D***! I didn't even know Lurch could talk!

But that is, by and large, not the language that most Americans want to hear. That's why the Republicans are so much better than Democrats in communicating the raw, red-meat issues (no matter how deceitfully) to the American public.

***
In brief, if you go back to Bush's 1994 gubernatorial debate with Ann Richards, Bush is presenting what is probably much more characteristic language to him in the privacy of his own office.

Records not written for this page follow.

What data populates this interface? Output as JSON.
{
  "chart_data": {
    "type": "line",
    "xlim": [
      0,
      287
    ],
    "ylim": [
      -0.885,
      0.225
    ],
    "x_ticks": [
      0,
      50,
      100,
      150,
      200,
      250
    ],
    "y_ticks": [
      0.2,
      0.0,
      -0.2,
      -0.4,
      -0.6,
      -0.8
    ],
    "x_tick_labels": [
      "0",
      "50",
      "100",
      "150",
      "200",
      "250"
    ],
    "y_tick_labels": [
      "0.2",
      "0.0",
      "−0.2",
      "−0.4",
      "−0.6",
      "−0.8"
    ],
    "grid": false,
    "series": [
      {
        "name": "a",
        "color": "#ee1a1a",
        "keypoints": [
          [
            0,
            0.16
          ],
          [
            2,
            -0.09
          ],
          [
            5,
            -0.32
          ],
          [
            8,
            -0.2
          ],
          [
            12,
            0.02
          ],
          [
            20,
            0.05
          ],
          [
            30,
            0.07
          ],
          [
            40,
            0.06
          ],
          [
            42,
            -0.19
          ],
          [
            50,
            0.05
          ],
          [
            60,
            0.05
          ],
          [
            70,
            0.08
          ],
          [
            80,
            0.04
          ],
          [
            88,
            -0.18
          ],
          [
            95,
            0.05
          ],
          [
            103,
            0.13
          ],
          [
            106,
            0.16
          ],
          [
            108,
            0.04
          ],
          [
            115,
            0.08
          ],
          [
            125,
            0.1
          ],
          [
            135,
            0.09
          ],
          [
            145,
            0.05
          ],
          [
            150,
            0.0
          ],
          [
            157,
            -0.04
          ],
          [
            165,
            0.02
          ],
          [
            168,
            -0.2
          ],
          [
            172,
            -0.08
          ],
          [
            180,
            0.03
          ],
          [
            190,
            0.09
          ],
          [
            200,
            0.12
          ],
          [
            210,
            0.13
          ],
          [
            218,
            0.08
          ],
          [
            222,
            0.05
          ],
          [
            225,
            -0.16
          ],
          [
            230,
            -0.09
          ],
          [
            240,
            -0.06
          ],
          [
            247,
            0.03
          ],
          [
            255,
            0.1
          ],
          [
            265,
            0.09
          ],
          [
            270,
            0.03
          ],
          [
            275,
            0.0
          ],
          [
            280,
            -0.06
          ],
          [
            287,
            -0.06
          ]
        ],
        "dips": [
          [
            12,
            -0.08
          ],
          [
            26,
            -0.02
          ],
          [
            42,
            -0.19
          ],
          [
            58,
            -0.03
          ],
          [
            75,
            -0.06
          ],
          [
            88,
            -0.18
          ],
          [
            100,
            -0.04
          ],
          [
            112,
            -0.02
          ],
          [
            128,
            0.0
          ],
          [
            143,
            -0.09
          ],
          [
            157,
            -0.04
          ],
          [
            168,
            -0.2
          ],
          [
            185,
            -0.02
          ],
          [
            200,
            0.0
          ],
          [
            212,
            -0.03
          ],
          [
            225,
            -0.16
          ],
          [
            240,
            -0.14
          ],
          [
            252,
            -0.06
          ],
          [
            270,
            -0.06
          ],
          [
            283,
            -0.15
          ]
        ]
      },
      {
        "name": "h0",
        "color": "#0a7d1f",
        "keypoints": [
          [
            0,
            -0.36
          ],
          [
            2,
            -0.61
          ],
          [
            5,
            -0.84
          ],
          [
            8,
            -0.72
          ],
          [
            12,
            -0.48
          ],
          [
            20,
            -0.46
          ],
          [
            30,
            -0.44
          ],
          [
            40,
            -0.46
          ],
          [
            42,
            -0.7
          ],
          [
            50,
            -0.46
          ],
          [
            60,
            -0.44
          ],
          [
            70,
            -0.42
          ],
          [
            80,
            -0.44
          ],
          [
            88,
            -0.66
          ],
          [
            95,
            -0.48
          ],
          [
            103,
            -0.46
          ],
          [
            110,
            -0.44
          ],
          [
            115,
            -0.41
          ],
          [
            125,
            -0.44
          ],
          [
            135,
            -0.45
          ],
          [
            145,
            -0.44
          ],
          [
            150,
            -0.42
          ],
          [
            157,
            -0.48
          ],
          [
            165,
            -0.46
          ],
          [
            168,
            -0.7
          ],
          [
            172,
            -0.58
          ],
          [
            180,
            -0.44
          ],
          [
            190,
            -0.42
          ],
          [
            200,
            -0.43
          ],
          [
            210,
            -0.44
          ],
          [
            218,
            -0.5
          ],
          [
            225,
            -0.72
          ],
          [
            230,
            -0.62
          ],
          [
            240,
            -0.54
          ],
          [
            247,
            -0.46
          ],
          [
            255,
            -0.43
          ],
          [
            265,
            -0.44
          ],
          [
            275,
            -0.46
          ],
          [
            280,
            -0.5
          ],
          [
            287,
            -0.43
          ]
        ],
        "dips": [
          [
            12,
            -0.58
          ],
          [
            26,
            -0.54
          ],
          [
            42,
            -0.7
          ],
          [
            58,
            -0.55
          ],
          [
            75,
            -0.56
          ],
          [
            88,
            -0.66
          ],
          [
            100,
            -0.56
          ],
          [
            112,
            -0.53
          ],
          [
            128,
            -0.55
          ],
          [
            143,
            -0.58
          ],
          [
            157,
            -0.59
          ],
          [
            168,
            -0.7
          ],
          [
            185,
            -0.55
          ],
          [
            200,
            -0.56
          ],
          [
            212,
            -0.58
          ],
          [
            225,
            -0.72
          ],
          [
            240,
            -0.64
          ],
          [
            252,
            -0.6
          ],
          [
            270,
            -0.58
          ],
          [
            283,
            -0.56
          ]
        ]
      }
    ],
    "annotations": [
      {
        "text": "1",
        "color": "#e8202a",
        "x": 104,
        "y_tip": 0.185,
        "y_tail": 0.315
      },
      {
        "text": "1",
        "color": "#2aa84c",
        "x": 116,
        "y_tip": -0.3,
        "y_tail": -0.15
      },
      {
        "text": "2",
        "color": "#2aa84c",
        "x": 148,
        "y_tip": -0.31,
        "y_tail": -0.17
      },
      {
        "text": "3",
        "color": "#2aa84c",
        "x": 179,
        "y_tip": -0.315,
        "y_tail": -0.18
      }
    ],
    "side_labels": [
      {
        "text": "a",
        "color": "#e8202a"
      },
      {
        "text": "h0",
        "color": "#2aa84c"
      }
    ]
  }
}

What is presented to the public today on TV is simply a very manipulative man posing as a NASCAR type "good ol' boy" for the sake of creating empathy among the great preponderance of Americans who are not members of the corporate or policy elite and don't think at a high intellectual level.


< sniff sniff > Do I smell sour grapes?

From the link in there:
Recently I saw an amazing piece of political video. It was ten-year-old footage of George W. Bush, and it changed my mind about an important aspect of the upcoming campaign. [...]

...it was the hour in which Bush faced Ann Richards [in the debate during the 1994 Texas gubernatorial election] that I had to watch several times. The Bush on this tape was almost unrecognizable--and not just because he looked different from the figure we are accustomed to in the WHite House. He was younger, thinner, with much darker hair and a more eager yet less swaggering carriage than he has now. But the real difference was the way he sounded.

This Bush was eloquent. He spoke quickly and easily. He rattled off complicated sentences and brought them to the right grammatical conclusions. He mishandled a word or two ..., but fewer than most people would in an hour's debate. More striking, he did not pause before forcing out big words, as he so often does now, or invent mangled new ones. "To lay our my juvenile-justice plan in a minute and a half is a hard task, but I will try to do so," he said fluidly and with a smile midway through the debate, before beginning to list his priniciples.

Duh. I think one or two of them FINALLY got it!